En dépit de toutes les oppositions des retardataires, le fait spirite a une telle évidence, il possède une si grande force de conviction, qu'il marche à la conquête du monde. Vingt fois nos adversaires ont annoncé à grand fracas qu'il était mort et malgré ces enterrements, il poursuit sa marche triomphale, révélant à tous les hommes sincères un monde nouveau. Les hypothèses matérialistes ont fait leur temps. En vain leurs partisans ont voulu faire croire qu'elles étaient le dernier mot de la spéculation scientifique, les découvertes modernes leur donnent un éclatant démenti.

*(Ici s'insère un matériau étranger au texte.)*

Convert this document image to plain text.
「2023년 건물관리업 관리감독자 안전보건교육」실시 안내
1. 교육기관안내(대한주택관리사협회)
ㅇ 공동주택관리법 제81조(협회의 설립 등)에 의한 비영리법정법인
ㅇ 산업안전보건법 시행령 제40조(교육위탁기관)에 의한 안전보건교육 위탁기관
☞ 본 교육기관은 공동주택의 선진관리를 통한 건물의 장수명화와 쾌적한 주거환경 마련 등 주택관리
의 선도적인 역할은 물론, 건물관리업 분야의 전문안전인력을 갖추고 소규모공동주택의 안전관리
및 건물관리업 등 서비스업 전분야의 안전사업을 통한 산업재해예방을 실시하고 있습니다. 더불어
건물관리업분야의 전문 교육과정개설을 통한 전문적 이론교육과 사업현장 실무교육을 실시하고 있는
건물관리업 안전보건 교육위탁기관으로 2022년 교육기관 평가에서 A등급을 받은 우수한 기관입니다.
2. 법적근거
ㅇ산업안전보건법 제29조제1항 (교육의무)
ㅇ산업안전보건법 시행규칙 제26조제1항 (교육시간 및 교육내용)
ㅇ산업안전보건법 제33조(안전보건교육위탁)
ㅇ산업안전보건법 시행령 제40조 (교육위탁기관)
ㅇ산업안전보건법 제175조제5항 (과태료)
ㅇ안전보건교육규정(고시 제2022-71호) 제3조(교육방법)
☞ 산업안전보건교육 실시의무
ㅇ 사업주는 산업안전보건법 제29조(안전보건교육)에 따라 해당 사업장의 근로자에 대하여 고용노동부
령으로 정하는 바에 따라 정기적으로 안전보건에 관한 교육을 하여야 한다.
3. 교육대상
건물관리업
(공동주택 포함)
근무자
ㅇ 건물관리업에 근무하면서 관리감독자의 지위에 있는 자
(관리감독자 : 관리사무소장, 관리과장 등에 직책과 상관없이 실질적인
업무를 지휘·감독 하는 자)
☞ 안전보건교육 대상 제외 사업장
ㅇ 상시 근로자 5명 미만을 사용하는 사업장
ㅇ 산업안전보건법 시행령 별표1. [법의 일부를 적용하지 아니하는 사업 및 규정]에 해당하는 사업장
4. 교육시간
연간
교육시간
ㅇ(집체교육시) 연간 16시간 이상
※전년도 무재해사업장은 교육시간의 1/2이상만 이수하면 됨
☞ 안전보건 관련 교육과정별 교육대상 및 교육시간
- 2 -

L'âme humaine se manifeste avec éclat dans ces phénomènes de clairvoyance, de transmission de pensée et de télépathie qui montrent que l'homme contient une intelligence qui sait se soustraire en partie aux lois de l'espace et du temps qui régissent la matière inerte. La physiologie, la psychologie, la physique sont intéressées par les problèmes que soulèvent les nouvelles facultés de l'être humain et par les communications psychiques entre vivants. Devant cette suggestion mentale à grande distance, il devient nécessaire d'élargir les cadres de nos sciences afin que ces manifestations de l'être humain y trouvent leur place.
Sous l'irrésistible poussée de ces idées nouvelles que la presse spirite sème depuis cinquante ans dans le monde entier, on voit se lézarder le bloc tenace des préjugés et des erreurs ; de toutes parts des organisations nouvelles prennent naissance ; des esprits évadés de la routine universitaire ou de l'éteignoir théologique se réunissent pour étudier ce monde de l’au-delà, qui nous ouvre des perspectives infinies. Nous saluons avec joie cette aurore, car elle se lève sur une terre presque vierge qui recèle des trésors sans nombre. Déjà trop de hautes intelligences ont communié avec l'invisible pour qu'on puisse maintenant étouffer leur voix et bientôt la certitude de l’mmortalité rayonnera comme un phare grandiose pour éclairer la marche évolutive de l'humanité. FIN

[1] Annales Psychiques. 1896. Page 117.

[2] Cavalli. Les points obscurs du Spiritisme.

[3] Revue scientifique et morale du Spiritisme. Septembre 1900. Page 162.

[4] Voir Revue Spirite. 1858. Pages 223 et 264.